F1's US broadcast rights crisis: fragmented media deals undermine the sport's growth funnel
Apr 11, 2025
Key Points
- F1's US broadcast rights are split across ESPN, Netflix, and Apple, preventing a unified content funnel that could convert casual viewers into committed fans.
- Live race viewership plateaued at 1.1 million despite doubling since 2018, as streamers balk at F1's $180 million asking price against Ampear Analysis's $100 million valuation.

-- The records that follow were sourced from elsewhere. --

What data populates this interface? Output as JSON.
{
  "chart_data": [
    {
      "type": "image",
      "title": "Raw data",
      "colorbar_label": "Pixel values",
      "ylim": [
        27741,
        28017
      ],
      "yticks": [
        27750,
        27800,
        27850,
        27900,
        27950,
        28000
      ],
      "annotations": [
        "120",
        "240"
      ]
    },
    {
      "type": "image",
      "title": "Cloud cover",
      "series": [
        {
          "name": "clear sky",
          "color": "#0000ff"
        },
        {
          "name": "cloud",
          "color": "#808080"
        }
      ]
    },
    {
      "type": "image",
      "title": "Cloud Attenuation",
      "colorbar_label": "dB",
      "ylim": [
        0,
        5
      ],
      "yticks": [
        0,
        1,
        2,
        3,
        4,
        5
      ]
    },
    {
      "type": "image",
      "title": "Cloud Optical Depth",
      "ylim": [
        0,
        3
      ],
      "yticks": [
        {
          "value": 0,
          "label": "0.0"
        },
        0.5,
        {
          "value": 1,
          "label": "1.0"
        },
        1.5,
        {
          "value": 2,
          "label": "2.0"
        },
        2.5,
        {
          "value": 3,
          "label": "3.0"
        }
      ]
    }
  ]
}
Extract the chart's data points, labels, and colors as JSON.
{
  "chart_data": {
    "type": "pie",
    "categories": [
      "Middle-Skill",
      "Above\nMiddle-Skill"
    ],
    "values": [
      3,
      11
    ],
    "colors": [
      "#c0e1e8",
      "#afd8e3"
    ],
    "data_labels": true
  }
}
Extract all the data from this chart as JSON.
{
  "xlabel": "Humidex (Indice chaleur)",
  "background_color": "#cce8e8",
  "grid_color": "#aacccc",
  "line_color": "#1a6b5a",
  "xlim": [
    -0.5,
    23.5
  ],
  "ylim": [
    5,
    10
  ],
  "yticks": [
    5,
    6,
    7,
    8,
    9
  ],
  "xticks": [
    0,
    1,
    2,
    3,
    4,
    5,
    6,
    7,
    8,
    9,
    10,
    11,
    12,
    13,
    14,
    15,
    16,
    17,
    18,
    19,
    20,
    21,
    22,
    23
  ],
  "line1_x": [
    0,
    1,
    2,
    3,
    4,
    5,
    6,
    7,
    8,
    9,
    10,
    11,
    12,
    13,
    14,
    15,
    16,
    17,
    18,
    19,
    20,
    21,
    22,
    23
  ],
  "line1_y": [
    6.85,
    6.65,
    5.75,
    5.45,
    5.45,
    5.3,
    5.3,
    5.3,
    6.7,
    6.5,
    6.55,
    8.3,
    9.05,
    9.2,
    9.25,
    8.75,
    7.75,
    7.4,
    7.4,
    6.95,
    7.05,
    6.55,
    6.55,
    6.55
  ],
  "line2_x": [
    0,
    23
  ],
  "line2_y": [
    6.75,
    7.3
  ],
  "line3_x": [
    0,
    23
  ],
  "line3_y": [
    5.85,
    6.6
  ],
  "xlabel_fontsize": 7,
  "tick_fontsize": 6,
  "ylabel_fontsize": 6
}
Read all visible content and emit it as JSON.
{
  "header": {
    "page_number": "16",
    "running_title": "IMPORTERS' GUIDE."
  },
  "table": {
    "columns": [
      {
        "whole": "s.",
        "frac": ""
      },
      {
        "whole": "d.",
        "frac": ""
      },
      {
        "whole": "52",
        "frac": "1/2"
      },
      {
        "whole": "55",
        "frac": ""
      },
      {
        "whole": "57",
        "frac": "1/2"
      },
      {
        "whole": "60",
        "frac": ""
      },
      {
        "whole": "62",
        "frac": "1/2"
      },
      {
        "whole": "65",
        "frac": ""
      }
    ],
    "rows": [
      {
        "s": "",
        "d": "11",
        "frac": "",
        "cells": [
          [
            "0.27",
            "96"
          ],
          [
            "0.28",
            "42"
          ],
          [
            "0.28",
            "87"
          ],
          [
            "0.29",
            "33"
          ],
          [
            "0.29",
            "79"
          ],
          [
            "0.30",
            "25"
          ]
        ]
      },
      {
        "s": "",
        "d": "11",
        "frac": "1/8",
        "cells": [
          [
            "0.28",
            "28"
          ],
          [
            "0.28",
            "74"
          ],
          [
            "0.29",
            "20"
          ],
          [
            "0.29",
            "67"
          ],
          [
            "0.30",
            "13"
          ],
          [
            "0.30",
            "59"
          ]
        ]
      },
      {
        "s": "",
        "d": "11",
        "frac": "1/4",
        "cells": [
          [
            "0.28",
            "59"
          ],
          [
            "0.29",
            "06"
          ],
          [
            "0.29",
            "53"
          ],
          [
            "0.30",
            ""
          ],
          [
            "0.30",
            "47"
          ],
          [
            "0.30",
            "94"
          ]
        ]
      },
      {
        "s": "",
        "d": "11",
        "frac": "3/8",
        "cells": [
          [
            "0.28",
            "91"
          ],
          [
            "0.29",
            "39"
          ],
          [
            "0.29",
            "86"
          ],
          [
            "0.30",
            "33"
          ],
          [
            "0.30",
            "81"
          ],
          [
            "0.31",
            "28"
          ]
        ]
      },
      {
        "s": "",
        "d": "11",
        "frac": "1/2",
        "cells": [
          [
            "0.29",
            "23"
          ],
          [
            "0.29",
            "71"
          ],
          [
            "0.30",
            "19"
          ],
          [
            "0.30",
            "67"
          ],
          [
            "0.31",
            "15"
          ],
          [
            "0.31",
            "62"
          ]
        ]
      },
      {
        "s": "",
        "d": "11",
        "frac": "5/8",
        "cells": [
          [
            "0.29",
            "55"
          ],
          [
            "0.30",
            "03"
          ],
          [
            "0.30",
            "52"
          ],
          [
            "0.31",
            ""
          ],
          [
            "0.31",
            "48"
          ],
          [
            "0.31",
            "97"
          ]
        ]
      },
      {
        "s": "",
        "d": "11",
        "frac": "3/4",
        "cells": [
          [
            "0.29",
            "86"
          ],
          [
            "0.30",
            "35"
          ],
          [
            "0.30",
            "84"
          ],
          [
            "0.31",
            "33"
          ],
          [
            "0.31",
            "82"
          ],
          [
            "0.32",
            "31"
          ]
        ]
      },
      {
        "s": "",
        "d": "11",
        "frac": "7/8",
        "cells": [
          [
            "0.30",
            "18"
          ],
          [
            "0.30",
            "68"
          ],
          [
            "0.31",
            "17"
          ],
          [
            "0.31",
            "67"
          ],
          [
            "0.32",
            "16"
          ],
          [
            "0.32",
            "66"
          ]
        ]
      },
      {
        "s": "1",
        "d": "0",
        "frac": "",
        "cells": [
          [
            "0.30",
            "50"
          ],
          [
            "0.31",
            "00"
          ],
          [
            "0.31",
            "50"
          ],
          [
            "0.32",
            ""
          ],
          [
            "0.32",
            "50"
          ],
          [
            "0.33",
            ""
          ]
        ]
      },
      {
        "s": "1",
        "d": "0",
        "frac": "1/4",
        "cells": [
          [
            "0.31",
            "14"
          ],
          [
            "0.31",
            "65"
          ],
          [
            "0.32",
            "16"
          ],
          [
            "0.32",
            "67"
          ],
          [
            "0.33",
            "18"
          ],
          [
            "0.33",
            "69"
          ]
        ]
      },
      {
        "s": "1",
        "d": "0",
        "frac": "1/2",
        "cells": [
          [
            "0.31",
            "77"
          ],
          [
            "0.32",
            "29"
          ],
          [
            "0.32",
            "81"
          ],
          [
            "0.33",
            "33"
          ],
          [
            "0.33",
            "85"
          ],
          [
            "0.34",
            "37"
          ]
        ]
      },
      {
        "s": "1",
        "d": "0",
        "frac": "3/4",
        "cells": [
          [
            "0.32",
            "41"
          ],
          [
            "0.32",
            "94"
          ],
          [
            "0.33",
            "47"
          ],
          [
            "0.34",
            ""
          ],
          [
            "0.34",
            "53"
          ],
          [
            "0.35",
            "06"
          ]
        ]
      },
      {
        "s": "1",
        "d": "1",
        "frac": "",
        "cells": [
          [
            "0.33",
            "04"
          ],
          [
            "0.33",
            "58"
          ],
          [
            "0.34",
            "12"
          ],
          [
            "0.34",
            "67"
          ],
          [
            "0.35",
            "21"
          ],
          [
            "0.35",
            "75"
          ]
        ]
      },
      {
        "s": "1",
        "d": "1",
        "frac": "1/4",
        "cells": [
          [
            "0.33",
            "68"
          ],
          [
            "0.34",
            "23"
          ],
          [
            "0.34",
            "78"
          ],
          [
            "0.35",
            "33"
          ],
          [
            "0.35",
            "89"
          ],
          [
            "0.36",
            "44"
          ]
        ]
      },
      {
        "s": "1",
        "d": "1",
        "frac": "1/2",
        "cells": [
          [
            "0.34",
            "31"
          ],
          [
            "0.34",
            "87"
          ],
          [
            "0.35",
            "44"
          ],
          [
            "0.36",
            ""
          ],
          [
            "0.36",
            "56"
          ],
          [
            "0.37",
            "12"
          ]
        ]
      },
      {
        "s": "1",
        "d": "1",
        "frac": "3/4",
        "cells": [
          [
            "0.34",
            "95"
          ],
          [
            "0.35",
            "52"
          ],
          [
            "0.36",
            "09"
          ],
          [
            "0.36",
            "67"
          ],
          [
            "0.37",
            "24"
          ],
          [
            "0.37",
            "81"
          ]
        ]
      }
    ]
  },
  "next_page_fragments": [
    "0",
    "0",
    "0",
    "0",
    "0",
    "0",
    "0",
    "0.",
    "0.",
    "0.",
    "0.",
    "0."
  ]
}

- Netflix's math shows only 250,000 conversion potential from live F1 rights, generating $25 million annually against multiyear costs that don't justify the investment.
Summary
F1's US broadcast rights are split across ESPN (live races), Netflix (Drive to Survive documentary), and Apple (Brad Pitt film through Warner Brothers). This fragmentation breaks the viewing funnel that converts casual interest into committed viewership.
US live viewership doubled from 550,000 in 2018 to 1.2 million by 2022 but has plateaued around 1.1 million. ESPN walked away from exclusive negotiations last year. Netflix, Warner Brothers Discovery, Fox, Amazon, and NBC are all reluctant at the current asking price. Ampear Analysis values the US rights at $100 million annually, well below the $180 million F1 was reportedly seeking.
Netflix's refusal to bid reveals the economics. 75% of live F1 viewers already subscribe to Netflix. Even if a million new viewers watched the sport, only 250,000 would likely convert to new subscriptions at roughly $100 annual ARPU. That's $25 million in gross revenue, which doesn't justify the cost of rights over multiple years when Netflix would need to retain that subscriber at high margin for eight years to break even.
Scheduling compounds the problem. Most F1 races air early Sunday mornings for US viewers, requiring dedicated fandom to maintain. Drive to Survive works as an entry point because it functions as character-driven reality television, not sports content. The early seasons benefited from limited access to top drivers like Hamilton, so they focused on mid-pack team drama that casual viewers can follow without technical knowledge.
Domestic racing also competes for the same audience. IndyCar and NASCAR are culturally rooted in America and pull from F1's growth target.
The real structural problem is that a single platform could build a conversion funnel: Brad Pitt film to documentary to live racing. Instead, viewers bounce between services and lose continuity. Netflix used Drive to Survive successfully as an on-ramp when it owned the adjacent content.
Liberty Media's new CEO Derek Chang, who started in February, says he is balancing exposure to new fans against the highest-paying deal while acknowledging industry headwinds. The sports rights market itself is tightening. Disney paid $2.6 billion for the NBA last season. ESPN just ended its 35-year relationship with MLB, refusing to pay the $550 million MLB wanted. Those rejections signal that networks are cutting sports spending as cord-cutting and streaming economics remain uncertain.
ESPN might bid higher if F1 rights could drive subscriptions to its streaming service, a bet it has not yet placed. UFC faces similar timing pressure with illegal streaming cutting into pay-per-view revenue, making it another likely candidate for Netflix's sports documentary strategy.